Wednesday, November 05, 2008

Ontario Ombudsman Slams Special Investigations Unit (SIU)

by N. Zahra
Basics #11 (November 2008)

On September, 30th, 2008 the Ombudsman of Ontario, André Marin, released a special report that slammed the Special Investigations Unit (SIU) for its “culture of complacency” and a lack of rigour in ensuring police follow the rules. The SIU, a so-called “civilian agency”, was formed in 1990 by the Ontario provincial government after the long struggle of community-based mass campaigns against the long history of police shootings and murders throughout the 1970s and 1980s.

Since the SIU’s inception, there have been several reports calling for its reform because so far it has been ineffective in carrying out its mandate of police accountability. In his detailed report, Marin summarizes these reports and claims that although more resources were thrown into the SIU and its regulatory requirements were more clearly defined, the SIU still fails to carry out its mandate because of the influence of “powerful police interests.’”

Marin, the Director of the SIU from September 1996 to June 1998, has more than a passing familiarity with the difficulties the SIU has in fulfilling its mandate. Marin identifies “aggressive resistance from the police community” as one of the primary factors inhibiting change. He notes that amongst families of victims, lawyers and community members, the SIU lacks any credibility because of its shameless links with the police community. He points to the continuing police links of former police officials within the SIU as well as the fact that the SIU is steeped in police culture to the point that it tolerates the blatant display of police insignia and affiliation.

Another major problem Marin identifies is the SIU’s complacency when dealing with police officials’ failure to comply with SIU investigations. The SIU treats police witnesses different than civilians. Delays in police providing notice of incidents, disclosing their investigation notes and submitting interviews are all endemic. The SIU does not keep a record of incidences of police failure to comply and Marin says that the SIU takes a “conciliatory” approach when dealing with what they treat as isolated incidents of police failures to comply. Interviews with police are rarely held within the regulatory time frame, sometimes taking place months after the incidents. The SIU will not interview police when they are off duty and it makes every attempt to cover up police non-cooperation so that it does not come into the public eye.
Perhaps even more alarming, Marin points out a fact that critics are all too aware of, which is that much of the SIU investigation remains hidden from the public eye. Director’s reports are not accessible to the public.

Despite Marin’s identification of the shortfalls of the previous recommendations made for SIU reform in previous reviews, his very own recommendations are quite vague and do not go any further than calling for legislative reform in regards to the agency. His recommendations include the following: the SIU using any means available to diversify its workforce; that the director’s reports are made completely public; and that the province should amend legislation to make it an offense for police forces not to co-operate with the SIU.
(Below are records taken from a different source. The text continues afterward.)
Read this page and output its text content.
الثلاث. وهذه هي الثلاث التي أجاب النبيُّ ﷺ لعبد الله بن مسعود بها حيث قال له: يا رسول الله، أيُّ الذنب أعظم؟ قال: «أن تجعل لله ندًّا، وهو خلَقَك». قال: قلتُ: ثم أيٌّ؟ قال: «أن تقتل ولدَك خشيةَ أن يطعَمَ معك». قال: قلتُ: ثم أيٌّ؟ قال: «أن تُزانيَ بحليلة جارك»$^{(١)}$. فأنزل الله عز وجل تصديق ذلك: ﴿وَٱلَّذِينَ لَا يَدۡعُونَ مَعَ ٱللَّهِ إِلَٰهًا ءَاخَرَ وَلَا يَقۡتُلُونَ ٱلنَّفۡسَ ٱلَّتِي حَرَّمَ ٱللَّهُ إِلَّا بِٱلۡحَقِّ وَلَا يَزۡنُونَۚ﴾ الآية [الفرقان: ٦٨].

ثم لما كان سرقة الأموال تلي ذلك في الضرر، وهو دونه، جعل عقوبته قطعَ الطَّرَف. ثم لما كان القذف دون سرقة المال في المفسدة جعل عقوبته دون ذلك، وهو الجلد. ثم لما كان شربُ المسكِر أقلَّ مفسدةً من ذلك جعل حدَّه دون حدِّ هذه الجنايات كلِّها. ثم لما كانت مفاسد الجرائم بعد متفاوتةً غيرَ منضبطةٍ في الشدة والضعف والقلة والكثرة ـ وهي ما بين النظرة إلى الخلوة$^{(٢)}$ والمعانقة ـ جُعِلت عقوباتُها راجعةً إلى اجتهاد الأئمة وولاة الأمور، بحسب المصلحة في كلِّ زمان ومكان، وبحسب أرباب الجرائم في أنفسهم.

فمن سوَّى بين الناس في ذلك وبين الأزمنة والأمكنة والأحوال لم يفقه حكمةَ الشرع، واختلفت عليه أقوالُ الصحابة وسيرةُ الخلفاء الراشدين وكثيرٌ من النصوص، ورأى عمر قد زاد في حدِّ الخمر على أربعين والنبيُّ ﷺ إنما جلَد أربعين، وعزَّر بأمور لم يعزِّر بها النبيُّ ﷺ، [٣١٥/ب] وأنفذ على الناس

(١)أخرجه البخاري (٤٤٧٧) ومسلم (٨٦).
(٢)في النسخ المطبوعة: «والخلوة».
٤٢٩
Although Marin’s report is an important document that summarizes the many problems with the SIU, it does not go far enough. In order for police to be held truly accountable for their murders of innocent civilians – such as Otto Vass, Jeffrey Reodica, Alwy Al-Nadhir, and Byron Debassige, in the last five years – mere legislative changes and reforms will not cut it. The people need to hold police accountable for their actions by mobilizing to create a truly civilian-run force that is independent of police interests and pro-cop government interferences. Let’s organize for justice now!